When they produce work without really absorbing it deeply, just getting the steps done without reflecting on them, I wish they had stopped me and said “We really don’t get this!” But when they don’t produce anything and tell me “We really don’t get this!”, I wish they would not give up, keep looking, keep going. It seems I may be trapping them in some conflicting expectations.
What’s in between being stopped cold, and getting someone (me, another student) to show you a procedure you can carry out mindlessly? Prior to having any understanding, what’s in between is to “try something”. What does that mean? When I solve math problems, it means executing one or another procedure on paper and then looking at the result to see if it seems to move me toward a solution.
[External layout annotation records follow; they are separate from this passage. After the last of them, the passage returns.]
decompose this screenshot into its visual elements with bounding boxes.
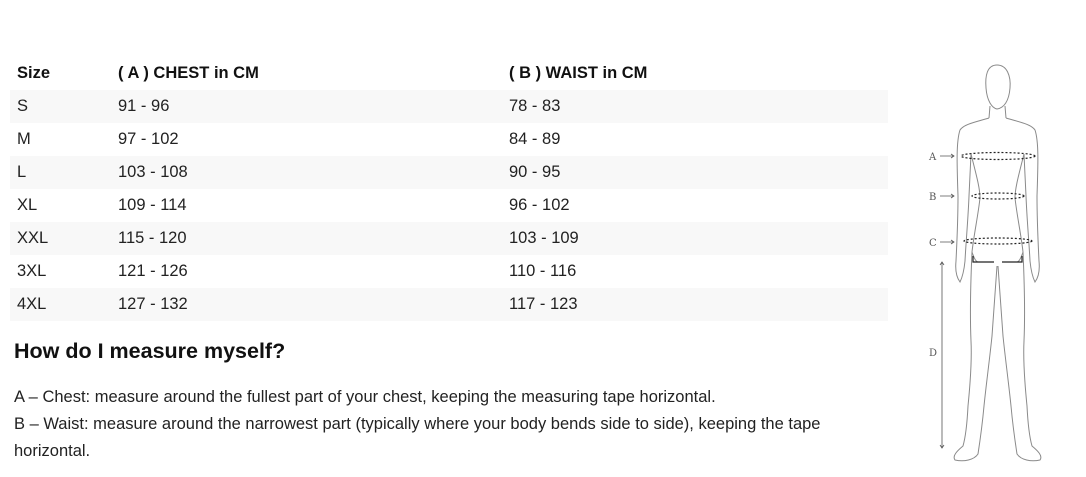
cell-chest: 115 - 120	[118, 229, 187, 247]
table-row: XL 109 - 114 96 - 102	[10, 189, 888, 222]
table-row: L 103 - 108 90 - 95	[10, 156, 888, 189]
cell-size: XL	[17, 196, 38, 214]
table-row: 4XL 127 - 132 117 - 123	[10, 288, 888, 321]
chest-instruction: A – Chest: measure around the fullest pa…	[14, 388, 716, 406]
cell-size: 4XL	[17, 295, 47, 313]
table-row: 3XL 121 - 126 110 - 116	[10, 255, 888, 288]
cell-chest: 97 - 102	[118, 130, 179, 148]
header-waist: ( B ) WAIST in CM	[509, 64, 648, 82]
table-row: M 97 - 102 84 - 89	[10, 123, 888, 156]
body-measurement-figure: A B C D	[928, 64, 1042, 462]
cell-size: 3XL	[17, 262, 47, 280]
measure-guide-heading: How do I measure myself?	[14, 339, 286, 363]
body-outline	[953, 64, 1042, 462]
cell-chest: 121 - 126	[118, 262, 188, 280]
cell-chest: 127 - 132	[118, 295, 188, 313]
cell-waist: 84 - 89	[509, 130, 561, 148]
measurement-guides	[960, 151, 1036, 263]
cell-size: M	[17, 130, 31, 148]
cell-size: L	[17, 163, 27, 181]
guide-arrows	[939, 153, 955, 449]
table-header-row: Size ( A ) CHEST in CM ( B ) WAIST in CM	[10, 57, 888, 90]
header-size: Size	[17, 64, 51, 82]
label-b: B	[929, 192, 936, 203]
cell-chest: 109 - 114	[118, 196, 187, 214]
table-row: S 91 - 96 78 - 83	[10, 90, 888, 123]
cell-chest: 91 - 96	[118, 97, 170, 115]
cell-size: XXL	[17, 229, 49, 247]
cell-waist: 110 - 116	[509, 262, 577, 280]
measure-instructions: A – Chest: measure around the fullest pa…	[14, 384, 884, 465]
size-chart-table: Size ( A ) CHEST in CM ( B ) WAIST in CM…	[10, 57, 888, 321]
cell-waist: 103 - 109	[509, 229, 579, 247]
cell-size: S	[17, 97, 29, 115]
waist-instruction: B – Waist: measure around the narrowest …	[14, 415, 821, 460]
table-row: XXL 115 - 120 103 - 109	[10, 222, 888, 255]
cell-waist: 96 - 102	[509, 196, 570, 214]
cell-waist: 78 - 83	[509, 97, 561, 115]
header-chest: ( A ) CHEST in CM	[118, 64, 259, 82]
label-c: C	[929, 238, 937, 249]
cell-waist: 90 - 95	[509, 163, 561, 181]
cell-chest: 103 - 108	[118, 163, 188, 181]
label-a: A	[928, 152, 937, 163]
label-d: D	[929, 348, 937, 359]
cell-waist: 117 - 123	[509, 295, 578, 313]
Miguel Cura, one of my coaches (I am lucky to have a number of great coaches this year), pointed out that many of my students don’t know how to represent their guesses, conjectures, and trials-and-errors on paper. They know how to do guess-and-check by substituting values and simplifying, but rewriting expressions, substituting variables, factoring expressions and other techniques are all things they’ve learned to do when told, but not things that occur to them to try, just to see if the result looks like something they can move forward from.
Ben’s right: the problems are too hard at this stage. But not grasping the nature of the puzzle being posed is only half the reason. The other half is, I want them to keep looking, but “looking” at this stage usually means rewriting things many different ways without knowing in advance how it’s going to work out, and they are unfamiliar with that whole mode of exploration.
All the modeling that I’ve done, that other students have done, none of it is showing up on the tests (even from the students who did the modeling!) because they are still trying to memorize routes from A to B rather than wandering around, getting oriented to landmarks, so when they have to get from C to B or from B back to A they can do it because they know the neighborhood.
It’s not the curriculum: CPM is good about this, even explicit about it. It’s just taken me this long to figure out that this is what I need to use these materials to teach them how to do.